Rofiqi menyayangkan momentum kemerdekaan yang seharusnya dipenuhi semangat nasionalisme dan penghormatan terhadap sejarah perjuangan, justru diramaikan simbol fiksi dari budaya luar.
“Agustus mestinya jadi bulan menyala-nyalanya semangat kebangsaan. Tapi kalau malah diisi simbol bajak laut, ini sinyal bahaya soal lunturnya pemahaman ideologi Pancasila,” tegasnya.
Sebagai anggota Komisi XIII DPR RI, Rofiqi menilai melemahnya semangat kebangsaan di kalangan Gen Z dan milenial bukan hanya akibat derasnya budaya asing, tapi juga karena realita sosial yang belum menyentuh akar persoalan rakyat.
“Kita tak bisa bicara ideologi kalau perut rakyat masih lapar.
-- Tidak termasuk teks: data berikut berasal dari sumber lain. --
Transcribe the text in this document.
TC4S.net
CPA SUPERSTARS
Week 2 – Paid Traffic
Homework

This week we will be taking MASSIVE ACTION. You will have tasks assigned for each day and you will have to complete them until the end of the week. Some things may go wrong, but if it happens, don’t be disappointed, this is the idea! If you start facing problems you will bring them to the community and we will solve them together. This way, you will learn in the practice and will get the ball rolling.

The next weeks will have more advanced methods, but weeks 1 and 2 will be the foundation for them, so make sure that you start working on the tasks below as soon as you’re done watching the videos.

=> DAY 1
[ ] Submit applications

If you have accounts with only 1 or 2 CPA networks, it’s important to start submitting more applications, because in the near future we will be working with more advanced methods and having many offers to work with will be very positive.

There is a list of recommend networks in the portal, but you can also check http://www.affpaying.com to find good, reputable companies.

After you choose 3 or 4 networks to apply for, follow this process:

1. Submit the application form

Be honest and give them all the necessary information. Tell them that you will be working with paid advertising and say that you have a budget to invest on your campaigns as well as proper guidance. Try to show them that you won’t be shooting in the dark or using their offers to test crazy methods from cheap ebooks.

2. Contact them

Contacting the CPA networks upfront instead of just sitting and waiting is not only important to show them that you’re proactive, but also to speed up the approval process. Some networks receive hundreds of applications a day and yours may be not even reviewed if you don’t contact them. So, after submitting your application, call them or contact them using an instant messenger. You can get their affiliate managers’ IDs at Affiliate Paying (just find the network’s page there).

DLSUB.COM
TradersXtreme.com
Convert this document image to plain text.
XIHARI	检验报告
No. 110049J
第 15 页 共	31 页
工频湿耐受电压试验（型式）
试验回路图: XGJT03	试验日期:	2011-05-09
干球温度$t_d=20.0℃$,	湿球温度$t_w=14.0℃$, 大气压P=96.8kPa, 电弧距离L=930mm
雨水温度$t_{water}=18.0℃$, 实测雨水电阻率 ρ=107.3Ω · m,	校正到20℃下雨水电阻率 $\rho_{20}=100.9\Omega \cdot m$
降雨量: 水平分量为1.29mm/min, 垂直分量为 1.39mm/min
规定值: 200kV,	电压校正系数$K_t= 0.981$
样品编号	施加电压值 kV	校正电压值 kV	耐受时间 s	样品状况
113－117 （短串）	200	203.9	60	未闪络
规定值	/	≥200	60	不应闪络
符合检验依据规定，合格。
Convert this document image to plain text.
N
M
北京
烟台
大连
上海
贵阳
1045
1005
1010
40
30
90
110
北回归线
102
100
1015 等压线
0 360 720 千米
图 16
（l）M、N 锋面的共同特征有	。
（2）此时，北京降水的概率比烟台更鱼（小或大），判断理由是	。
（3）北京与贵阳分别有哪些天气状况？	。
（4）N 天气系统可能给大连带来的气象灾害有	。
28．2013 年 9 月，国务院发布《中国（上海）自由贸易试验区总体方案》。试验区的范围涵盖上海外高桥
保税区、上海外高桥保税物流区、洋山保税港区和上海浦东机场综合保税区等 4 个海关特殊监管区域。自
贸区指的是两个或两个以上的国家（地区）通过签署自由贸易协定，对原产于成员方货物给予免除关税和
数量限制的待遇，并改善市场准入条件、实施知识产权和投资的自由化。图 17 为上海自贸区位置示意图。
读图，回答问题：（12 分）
Kalau keadilan sosial hanya jadi jargon, maka anak-anak muda akan mencari panutan dan harapan dari tempat lain—termasuk karakter fiksi,” sindirnya.
Ia mengapresiasi langkah pemerintahan Presiden Prabowo Subianto yang saat ini mulai menata kembali fondasi ekonomi melalui program-program pro-rakyat seperti makan bergizi gratis.
“Program ini bukan sekadar bagi-bagi makanan. Ini juga upaya menghidupkan UMKM, menggerakkan ekonomi lokal. Kesejahteraan itu pondasi utama bagi tegaknya ideologi,” jelas Rofiqi.
Fenomena anak muda yang lebih mengenal Luffy atau Naruto dibandingkan nama pahlawan nasional menjadi sorotan serius baginya. Ia menyebut hal ini sebagai cermin lemahnya pendidikan karakter dan ideologi sejak dini.
“Dulu buku pelajaran wajib dibungkus dengan gambar Pancasila dan butir-butirnya. Itu sederhana, tapi efektif menanamkan nasionalisme. Sekarang hal seperti itu mulai ditinggalkan,” kenangnya.
Di akhir, Rofiqi mengajak masyarakat untuk tidak terlena pada tren global yang bersifat sementara, apalagi sampai melupakan nilai-nilai yang telah diperjuangkan dengan darah dan air mata oleh para pendiri bangsa.
“Pancasila lahir dari penderitaan, bukan dari layar anime. Kita boleh menikmati budaya luar, tapi jangan sampai kehilangan jati diri sebagai bangsa yang besar,” pungkasnya.